A possie in Aussie

October 3, 2009

Sri Lankan asylum seeker says he will be killed

Refugee advocates are preparing a legal battle with the Australian Government over a Sri Lankan asylum seeker.

The Federal Government is preparing the first forcible deportation from Christmas Island of nine Sri Lankans who swam ashore last November after arriving on a boat carrying 12 people seeking asylum. Two on the boat have since returned willingly to Sri Lanka. Nine Sri Lankans to become first forced deportations

They will be the first detainees on the island to be returned against their will to their country of origin.

Ian Rintoul , of the Refugee Action Coalition says that a 38 year old man, Sarath Tennakoon, was expected to be flown from Christmas Island to Perth last Thursday. Sarath’s appeal to the Minister was rejected as “not meeting the guidelines”.

Rintoul says that Sarath served some time with Sri Lankan government intelligence services, and says his life is in danger if he is returned to Sri Lanka.

“They say there is no problem for me in Sri Lanka, but there is a big problem,” Sarath told the Refugee Action Coalition from Christmas Island. “If I am returned, the government will kill me.” (See Asylum seekers are not tigers, just Tamils)

“It is outrageous that the Minister is deporting Sarath,” says Ian Rintoul.

“Legislation is currently in the Parliament to consider introducing complementary protection for those asylum seekers who may not fit the precise definitions of the Refugee Convention. The least that the Minister could do is allow Sarath to be considered under the terms of that legislation.”

Andrew Bartlett points to Human Rights Watch research into the situation in Sri Lanka.

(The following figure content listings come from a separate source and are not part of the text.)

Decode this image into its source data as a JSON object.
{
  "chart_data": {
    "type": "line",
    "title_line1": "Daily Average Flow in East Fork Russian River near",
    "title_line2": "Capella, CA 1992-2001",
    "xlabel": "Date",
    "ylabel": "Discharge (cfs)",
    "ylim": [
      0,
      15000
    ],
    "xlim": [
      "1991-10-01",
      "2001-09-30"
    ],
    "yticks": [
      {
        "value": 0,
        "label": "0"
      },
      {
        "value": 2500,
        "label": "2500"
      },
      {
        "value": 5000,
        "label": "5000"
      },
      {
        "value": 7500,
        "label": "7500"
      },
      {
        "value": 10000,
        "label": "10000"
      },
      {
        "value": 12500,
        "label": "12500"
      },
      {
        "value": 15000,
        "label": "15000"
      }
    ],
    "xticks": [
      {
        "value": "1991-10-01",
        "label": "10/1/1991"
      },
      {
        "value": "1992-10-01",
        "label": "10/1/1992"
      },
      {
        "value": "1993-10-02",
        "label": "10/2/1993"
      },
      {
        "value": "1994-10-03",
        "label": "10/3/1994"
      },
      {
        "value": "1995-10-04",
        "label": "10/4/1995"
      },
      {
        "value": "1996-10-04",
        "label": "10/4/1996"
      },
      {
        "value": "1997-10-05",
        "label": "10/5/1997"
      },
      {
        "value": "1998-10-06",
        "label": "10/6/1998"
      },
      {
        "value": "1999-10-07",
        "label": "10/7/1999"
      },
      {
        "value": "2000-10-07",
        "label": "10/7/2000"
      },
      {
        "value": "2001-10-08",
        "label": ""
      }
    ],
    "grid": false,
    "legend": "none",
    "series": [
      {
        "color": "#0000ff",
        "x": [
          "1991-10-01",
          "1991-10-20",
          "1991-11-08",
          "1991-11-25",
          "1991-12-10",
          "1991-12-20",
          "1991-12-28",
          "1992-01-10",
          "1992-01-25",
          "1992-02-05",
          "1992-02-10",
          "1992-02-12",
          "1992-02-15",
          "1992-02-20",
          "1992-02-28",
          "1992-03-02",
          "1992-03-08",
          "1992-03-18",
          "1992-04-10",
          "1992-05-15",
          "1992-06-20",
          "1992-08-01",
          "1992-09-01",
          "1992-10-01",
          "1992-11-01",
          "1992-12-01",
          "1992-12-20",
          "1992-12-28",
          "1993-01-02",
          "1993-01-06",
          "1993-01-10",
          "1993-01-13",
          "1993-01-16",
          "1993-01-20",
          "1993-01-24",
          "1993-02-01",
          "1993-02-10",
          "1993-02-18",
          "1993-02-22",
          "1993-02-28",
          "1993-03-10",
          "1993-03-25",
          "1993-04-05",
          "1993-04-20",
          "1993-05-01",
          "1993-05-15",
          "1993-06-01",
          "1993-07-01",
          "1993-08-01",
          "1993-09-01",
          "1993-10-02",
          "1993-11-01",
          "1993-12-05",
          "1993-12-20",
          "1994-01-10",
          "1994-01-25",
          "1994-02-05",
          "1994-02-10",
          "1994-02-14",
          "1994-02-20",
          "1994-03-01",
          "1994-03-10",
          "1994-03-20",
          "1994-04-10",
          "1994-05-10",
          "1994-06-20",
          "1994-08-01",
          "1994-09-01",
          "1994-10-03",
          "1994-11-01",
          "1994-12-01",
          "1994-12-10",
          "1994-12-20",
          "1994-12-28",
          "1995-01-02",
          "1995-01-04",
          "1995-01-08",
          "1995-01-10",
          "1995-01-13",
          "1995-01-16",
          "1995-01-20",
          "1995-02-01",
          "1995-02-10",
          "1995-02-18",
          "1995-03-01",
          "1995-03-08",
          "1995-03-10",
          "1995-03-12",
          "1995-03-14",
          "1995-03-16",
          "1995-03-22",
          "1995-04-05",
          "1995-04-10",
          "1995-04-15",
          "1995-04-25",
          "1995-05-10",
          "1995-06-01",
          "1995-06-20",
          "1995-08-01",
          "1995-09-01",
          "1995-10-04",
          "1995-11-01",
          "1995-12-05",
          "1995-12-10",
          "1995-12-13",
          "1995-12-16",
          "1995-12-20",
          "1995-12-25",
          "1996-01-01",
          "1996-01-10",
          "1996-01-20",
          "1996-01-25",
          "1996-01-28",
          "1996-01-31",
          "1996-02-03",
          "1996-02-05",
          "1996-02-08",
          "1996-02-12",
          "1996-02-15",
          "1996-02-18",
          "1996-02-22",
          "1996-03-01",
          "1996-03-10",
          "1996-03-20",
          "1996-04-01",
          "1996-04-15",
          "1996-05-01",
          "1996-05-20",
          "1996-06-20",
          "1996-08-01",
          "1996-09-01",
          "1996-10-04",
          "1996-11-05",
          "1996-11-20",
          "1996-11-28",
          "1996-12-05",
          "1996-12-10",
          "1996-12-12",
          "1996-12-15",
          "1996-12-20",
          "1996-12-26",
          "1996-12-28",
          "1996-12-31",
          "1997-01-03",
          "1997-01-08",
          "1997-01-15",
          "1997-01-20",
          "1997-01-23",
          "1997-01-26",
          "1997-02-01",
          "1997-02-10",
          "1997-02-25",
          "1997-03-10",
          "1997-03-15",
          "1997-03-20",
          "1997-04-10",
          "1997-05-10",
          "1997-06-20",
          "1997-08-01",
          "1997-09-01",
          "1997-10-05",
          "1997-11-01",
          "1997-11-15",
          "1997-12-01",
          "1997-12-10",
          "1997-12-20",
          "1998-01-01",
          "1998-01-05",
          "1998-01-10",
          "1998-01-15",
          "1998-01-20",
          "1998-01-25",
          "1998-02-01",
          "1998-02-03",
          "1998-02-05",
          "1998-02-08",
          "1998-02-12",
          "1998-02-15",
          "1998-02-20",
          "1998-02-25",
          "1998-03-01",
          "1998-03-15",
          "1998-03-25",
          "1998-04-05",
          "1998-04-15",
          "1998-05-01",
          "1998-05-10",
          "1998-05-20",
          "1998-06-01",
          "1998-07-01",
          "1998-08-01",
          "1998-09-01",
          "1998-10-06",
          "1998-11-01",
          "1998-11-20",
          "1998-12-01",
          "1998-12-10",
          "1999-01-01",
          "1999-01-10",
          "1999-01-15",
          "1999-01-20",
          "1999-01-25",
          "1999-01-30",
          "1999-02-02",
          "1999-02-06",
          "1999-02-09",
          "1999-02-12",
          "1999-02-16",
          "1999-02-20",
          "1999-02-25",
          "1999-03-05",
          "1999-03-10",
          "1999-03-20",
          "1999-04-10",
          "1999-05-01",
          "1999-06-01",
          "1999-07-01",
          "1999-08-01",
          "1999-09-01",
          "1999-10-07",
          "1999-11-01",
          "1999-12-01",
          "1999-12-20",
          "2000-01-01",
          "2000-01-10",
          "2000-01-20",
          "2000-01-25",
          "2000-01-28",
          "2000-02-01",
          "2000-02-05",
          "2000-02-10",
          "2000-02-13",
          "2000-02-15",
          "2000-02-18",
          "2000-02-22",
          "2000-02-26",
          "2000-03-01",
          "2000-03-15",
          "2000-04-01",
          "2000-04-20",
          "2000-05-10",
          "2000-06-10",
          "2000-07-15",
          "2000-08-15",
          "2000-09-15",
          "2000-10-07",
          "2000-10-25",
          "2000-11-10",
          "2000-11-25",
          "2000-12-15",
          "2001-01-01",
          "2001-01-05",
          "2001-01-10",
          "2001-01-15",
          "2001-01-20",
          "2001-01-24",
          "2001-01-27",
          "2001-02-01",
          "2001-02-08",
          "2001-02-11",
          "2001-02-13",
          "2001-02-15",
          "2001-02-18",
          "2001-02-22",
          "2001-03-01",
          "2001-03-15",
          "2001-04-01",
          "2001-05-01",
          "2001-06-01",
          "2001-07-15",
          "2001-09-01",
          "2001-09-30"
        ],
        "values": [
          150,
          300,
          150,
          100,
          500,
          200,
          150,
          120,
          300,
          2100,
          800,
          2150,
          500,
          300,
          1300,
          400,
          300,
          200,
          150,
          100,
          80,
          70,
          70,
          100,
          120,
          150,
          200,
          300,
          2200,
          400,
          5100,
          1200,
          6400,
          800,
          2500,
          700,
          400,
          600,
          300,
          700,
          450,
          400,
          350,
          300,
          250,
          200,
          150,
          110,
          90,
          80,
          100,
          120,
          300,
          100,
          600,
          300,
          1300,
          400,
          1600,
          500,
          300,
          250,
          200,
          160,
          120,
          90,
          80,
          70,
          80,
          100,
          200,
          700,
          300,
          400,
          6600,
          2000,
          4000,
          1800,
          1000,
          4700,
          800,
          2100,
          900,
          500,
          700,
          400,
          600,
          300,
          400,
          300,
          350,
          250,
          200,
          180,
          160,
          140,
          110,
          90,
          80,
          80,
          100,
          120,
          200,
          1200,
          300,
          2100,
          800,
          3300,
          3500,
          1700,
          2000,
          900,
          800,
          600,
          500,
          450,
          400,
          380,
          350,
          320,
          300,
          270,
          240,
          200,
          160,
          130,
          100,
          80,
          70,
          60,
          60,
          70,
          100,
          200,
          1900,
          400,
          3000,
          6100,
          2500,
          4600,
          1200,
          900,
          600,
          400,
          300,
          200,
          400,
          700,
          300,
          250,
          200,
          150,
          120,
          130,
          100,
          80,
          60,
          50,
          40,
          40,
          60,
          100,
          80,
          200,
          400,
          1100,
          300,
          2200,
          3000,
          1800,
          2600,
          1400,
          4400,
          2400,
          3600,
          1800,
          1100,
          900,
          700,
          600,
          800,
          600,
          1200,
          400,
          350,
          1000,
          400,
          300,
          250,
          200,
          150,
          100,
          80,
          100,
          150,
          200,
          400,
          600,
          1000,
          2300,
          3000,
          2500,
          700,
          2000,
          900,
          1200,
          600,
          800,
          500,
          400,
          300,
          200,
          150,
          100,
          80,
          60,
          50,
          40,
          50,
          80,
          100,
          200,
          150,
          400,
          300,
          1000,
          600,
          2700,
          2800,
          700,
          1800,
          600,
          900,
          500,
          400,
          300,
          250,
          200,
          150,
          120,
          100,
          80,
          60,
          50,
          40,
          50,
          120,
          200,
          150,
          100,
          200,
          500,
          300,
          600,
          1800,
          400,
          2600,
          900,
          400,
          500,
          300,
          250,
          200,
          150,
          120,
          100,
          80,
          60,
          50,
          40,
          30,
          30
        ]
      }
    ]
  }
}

“As of September 15, 2009, the Sri Lankan government was holding 264,583 internally displaced persons in detention camps and hospitals.

Specific problems:

Arbitrary detention and enforced disappearance;

Inability to trace missing relatives: The International Committee of the Red Cross (ICRC), which often traces family members, has been barred from the main camps since mid-July;

The military camp administration is preventing humanitarian organizations, including the UN and the ICRC, from undertaking effective monitoring and protection in the camps;

Dreadful conditions in the camps and expected deterioration during the monsoon;

Lack of access to proper medical care;

Lack of transparency and information.”